Institutions Poised for Leadership

  • North Carolina A&T State University, with an endowment of $201.9 million, remains the largest public HBCU endowment. With deep ties to tech and defense industries, it has both alumni momentum and industry leverage.
  • Florida A&M University, despite setbacks surrounding its pledged $237 million donation, has an official endowment of $124.1 million and stands to benefit immensely from partnership with institutions like Bethune-Cookman or Edward Waters.
  • Virginia State University and Norfolk State University, with $96.5 million and $88.2 million respectively, could combine to form the financial cornerstone of a Virginia HBCU Investment Company—managing nearly $185 million in assets at inception.

The Need for a “Black UTIMCO”

Rather than wait for state systems to share the wealth equitably, some in the HBCU policy space are advocating for the creation of a consortium endowment fund — a kind of “Black UTIMCO.” This collective endowment manager would pool assets from willing HBCUs, allowing them to negotiate better investment terms, lower fees, and generate alpha through scale.

Such an initiative would require governance innovation, donor transparency, and trust between institutions that are often underfunded and overburdened.

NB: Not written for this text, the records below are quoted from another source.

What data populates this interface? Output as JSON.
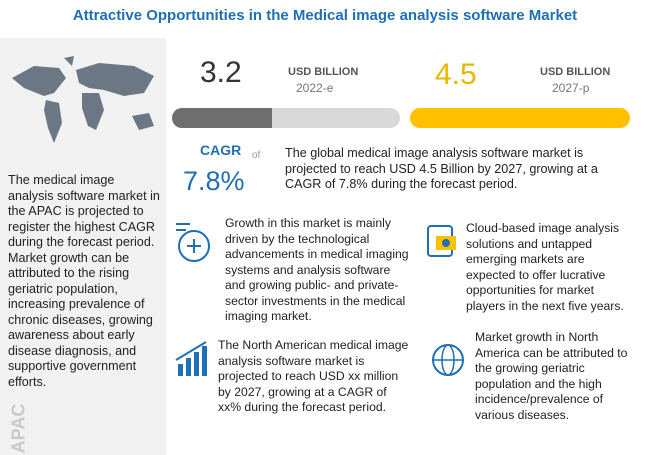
{
  "title": "Attractive Opportunities in the Medical image analysis software Market",
  "apac": {
    "text": "The medical image analysis software market in the APAC is projected to register the highest CAGR during the forecast period. Market growth can be attributed to the rising geriatric population, increasing prevalence of chronic diseases, growing awareness about early disease diagnosis, and supportive government efforts.",
    "region": "APAC"
  },
  "market_2022": {
    "value": 3.2,
    "unit": "USD BILLION",
    "year": "2022-e"
  },
  "market_2027": {
    "value": 4.5,
    "unit": "USD BILLION",
    "year": "2027-p"
  },
  "cagr": {
    "label": "CAGR",
    "of": "of",
    "value": "7.8%"
  },
  "summary": "The global medical image analysis software market is projected to reach USD 4.5 Billion by 2027, growing at a CAGR of 7.8% during the forecast period.",
  "insights": [
    "Growth in this market is mainly driven by the technological advancements in medical imaging systems and analysis software and growing public- and private-sector investments in the medical imaging market.",
    "Cloud-based image analysis solutions and untapped emerging markets are expected to offer lucrative opportunities for market players in the next five years.",
    "The North American medical image analysis software market is projected to reach USD xx million by 2027, growing at a CAGR of xx% during the forecast period.",
    "Market growth in North America can be attributed to the growing geriatric population and the high incidence/prevalence of various diseases."
  ]
}
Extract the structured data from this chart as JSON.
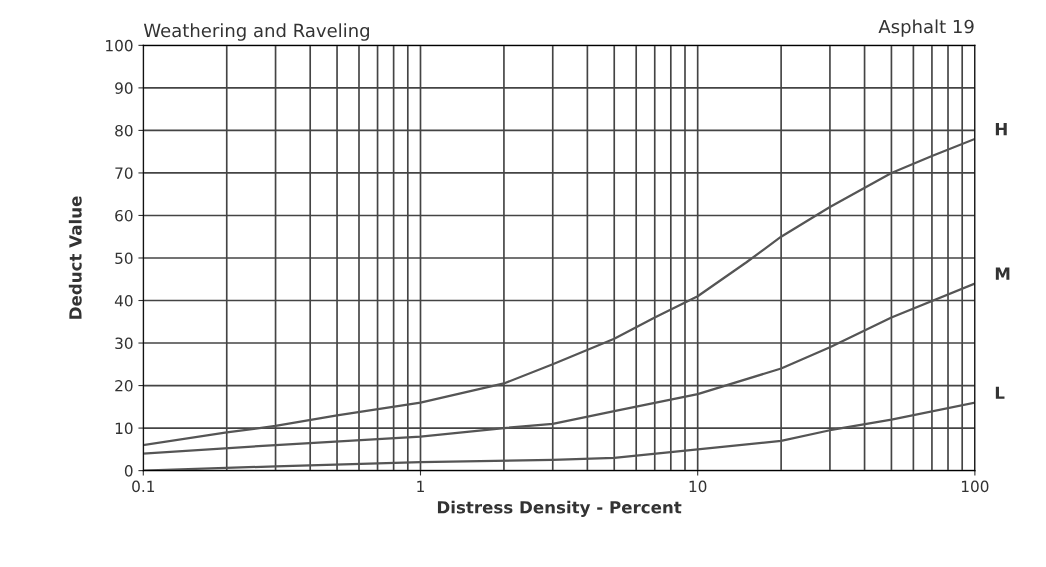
{
  "chart_data": {
    "type": "line",
    "title": "Weathering and Raveling",
    "xlabel": "Distress Density - Percent",
    "ylabel": "Deduct Value",
    "annotations": [
      "Asphalt 19"
    ],
    "log": "x",
    "grid": true,
    "legend": false,
    "marker": "none",
    "line_style": "solid",
    "xlim": [
      0.1,
      100
    ],
    "xticks": [
      0.1,
      1,
      10,
      100
    ],
    "ylim": [
      0,
      100
    ],
    "yticks": [
      0,
      10,
      20,
      30,
      40,
      50,
      60,
      70,
      80,
      90,
      100
    ],
    "series": [
      {
        "name": "H",
        "color": "#555555",
        "x": [
          0.1,
          0.2,
          0.3,
          0.5,
          1,
          2,
          3,
          5,
          7,
          10,
          15,
          20,
          30,
          50,
          70,
          100
        ],
        "values": [
          6,
          9,
          10.5,
          13,
          16,
          20.5,
          25,
          31,
          36,
          41,
          49,
          55,
          62,
          70,
          74,
          78
        ]
      },
      {
        "name": "M",
        "color": "#555555",
        "x": [
          0.1,
          0.3,
          1,
          2,
          3,
          5,
          10,
          20,
          30,
          50,
          100
        ],
        "values": [
          4,
          6,
          8,
          10,
          11,
          14,
          18,
          24,
          29,
          36,
          44
        ]
      },
      {
        "name": "L",
        "color": "#555555",
        "x": [
          0.1,
          0.3,
          1,
          3,
          5,
          10,
          20,
          30,
          50,
          100
        ],
        "values": [
          0,
          1,
          2,
          2.5,
          3,
          5,
          7,
          9.5,
          12,
          16
        ]
      }
    ]
  }
}
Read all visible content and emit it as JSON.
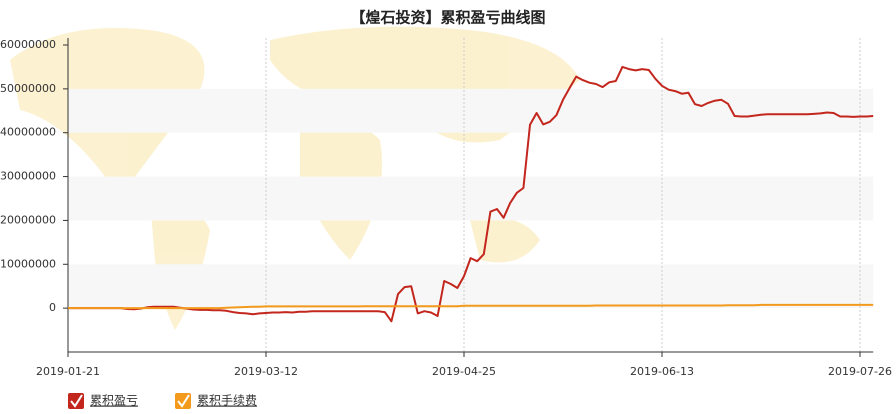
{
  "chart_data": {
    "type": "line",
    "title": "【煌石投资】累积盈亏曲线图",
    "categories": [
      "2019-01-21",
      null,
      null,
      null,
      null,
      null,
      null,
      null,
      null,
      null,
      null,
      null,
      null,
      null,
      null,
      null,
      null,
      null,
      null,
      null,
      null,
      null,
      null,
      null,
      null,
      null,
      null,
      null,
      null,
      null,
      "2019-03-12",
      null,
      null,
      null,
      null,
      null,
      null,
      null,
      null,
      null,
      null,
      null,
      null,
      null,
      null,
      null,
      null,
      null,
      null,
      null,
      null,
      null,
      null,
      null,
      null,
      null,
      null,
      null,
      null,
      null,
      "2019-04-25",
      null,
      null,
      null,
      null,
      null,
      null,
      null,
      null,
      null,
      null,
      null,
      null,
      null,
      null,
      null,
      null,
      null,
      null,
      null,
      null,
      null,
      null,
      null,
      null,
      null,
      null,
      null,
      null,
      null,
      "2019-06-13",
      null,
      null,
      null,
      null,
      null,
      null,
      null,
      null,
      null,
      null,
      null,
      null,
      null,
      null,
      null,
      null,
      null,
      null,
      null,
      null,
      null,
      null,
      null,
      null,
      null,
      null,
      null,
      null,
      null,
      "2019-07-26",
      null,
      null
    ],
    "series": [
      {
        "name": "累积盈亏",
        "color": "#c3261c",
        "values": [
          0,
          0,
          0,
          0,
          0,
          0,
          0,
          0,
          0,
          -200000,
          -250000,
          -100000,
          200000,
          300000,
          300000,
          300000,
          300000,
          100000,
          -100000,
          -300000,
          -400000,
          -400000,
          -500000,
          -500000,
          -600000,
          -900000,
          -1100000,
          -1200000,
          -1400000,
          -1200000,
          -1100000,
          -1000000,
          -1000000,
          -900000,
          -1000000,
          -800000,
          -800000,
          -700000,
          -700000,
          -700000,
          -700000,
          -700000,
          -700000,
          -700000,
          -700000,
          -700000,
          -700000,
          -700000,
          -900000,
          -3000000,
          3200000,
          4800000,
          5000000,
          -1200000,
          -700000,
          -1000000,
          -1800000,
          6200000,
          5500000,
          4600000,
          7300000,
          11400000,
          10700000,
          12300000,
          22000000,
          22600000,
          20600000,
          24000000,
          26300000,
          27400000,
          41800000,
          44500000,
          41900000,
          42500000,
          44000000,
          47500000,
          50200000,
          52800000,
          52000000,
          51400000,
          51100000,
          50400000,
          51500000,
          51800000,
          55000000,
          54500000,
          54200000,
          54500000,
          54300000,
          52300000,
          50700000,
          49800000,
          49500000,
          48900000,
          49100000,
          46500000,
          46100000,
          46800000,
          47300000,
          47500000,
          46600000,
          43800000,
          43700000,
          43700000,
          43900000,
          44100000,
          44200000,
          44200000,
          44200000,
          44200000,
          44200000,
          44200000,
          44200000,
          44300000,
          44400000,
          44600000,
          44500000,
          43700000,
          43700000,
          43600000,
          43700000,
          43700000,
          43800000
        ]
      },
      {
        "name": "累积手续费",
        "color": "#f39a1d",
        "values": [
          0,
          0,
          0,
          0,
          0,
          0,
          0,
          0,
          0,
          0,
          0,
          0,
          0,
          0,
          0,
          0,
          0,
          0,
          0,
          0,
          0,
          0,
          0,
          0,
          100000,
          150000,
          200000,
          250000,
          300000,
          300000,
          400000,
          400000,
          400000,
          400000,
          400000,
          400000,
          400000,
          400000,
          400000,
          400000,
          400000,
          400000,
          400000,
          400000,
          400000,
          450000,
          450000,
          450000,
          450000,
          450000,
          450000,
          450000,
          450000,
          450000,
          450000,
          450000,
          450000,
          450000,
          450000,
          450000,
          550000,
          550000,
          550000,
          550000,
          550000,
          550000,
          550000,
          550000,
          550000,
          550000,
          550000,
          550000,
          550000,
          550000,
          550000,
          550000,
          550000,
          550000,
          550000,
          550000,
          600000,
          600000,
          600000,
          600000,
          600000,
          600000,
          600000,
          600000,
          600000,
          600000,
          600000,
          600000,
          600000,
          600000,
          600000,
          600000,
          600000,
          600000,
          600000,
          600000,
          650000,
          650000,
          650000,
          650000,
          650000,
          750000,
          750000,
          750000,
          750000,
          750000,
          750000,
          750000,
          750000,
          750000,
          750000,
          750000,
          750000,
          750000,
          750000,
          750000,
          750000,
          750000,
          750000
        ]
      }
    ],
    "ylim": [
      -10000000,
      60000000
    ],
    "yticks": [
      0,
      10000000,
      20000000,
      30000000,
      40000000,
      50000000,
      60000000
    ],
    "grid": true
  }
}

But it may be the only viable path forward for public HBCUs to compete against mega-managers like UTIMCO, MITIMCo, or the Yale Investments Office.

A $5 billion consortium fund, even divided across 25 HBCUs, would be transformational. It could fund scholarships, capital improvements, faculty chairs, and technology upgrades, while giving HBCUs the financial leverage to attract major federal research grants.

A New Competitive Mindset

In American higher education, the metaphorical arms race is very real. Endowments are the stockpiles. Harvard and Yale are the gold standard in the private arena. UTIMCO is the titan in the public sector. And HBCUs, despite their contributions to Black excellence, continue to be locked out of the upper tier.

John Harbaugh’s quote about competition resonates because it points to a deeper truth: love of competition does not require parity at the outset, only the will to chase. Howard is in the final lap toward $1 billion, setting a new bar for Black institutional capital. Spelman may outdistance them on the next lap to $2 billion. But in the public sphere, the silence is deafening.

Where is the public HBCU that dares to dream of beating Michigan, surpassing UNC, or even challenging UTIMCO?

The Race Begins with Vision

Howard is chasing Harvard. Spelman is perhaps chasing Yale.

But no single public HBCU can chase UTIMCO. The scale is too vast, the machinery too entrenched, and the rules too uneven.

What public HBCUs can do, however, is combine. They can look across their borders, past their rivals, and toward a shared future. They can imagine a world where collective African American endowment power reshapes not just education, but the broader economy and policy landscape.

It is not a failure of ambition that no public HBCU has reached $1 billion. It is a failure of coordination and imagination.

The first African American UTIMCO will not be built by a single school. It will be built by a desire for compeition. A desire to win.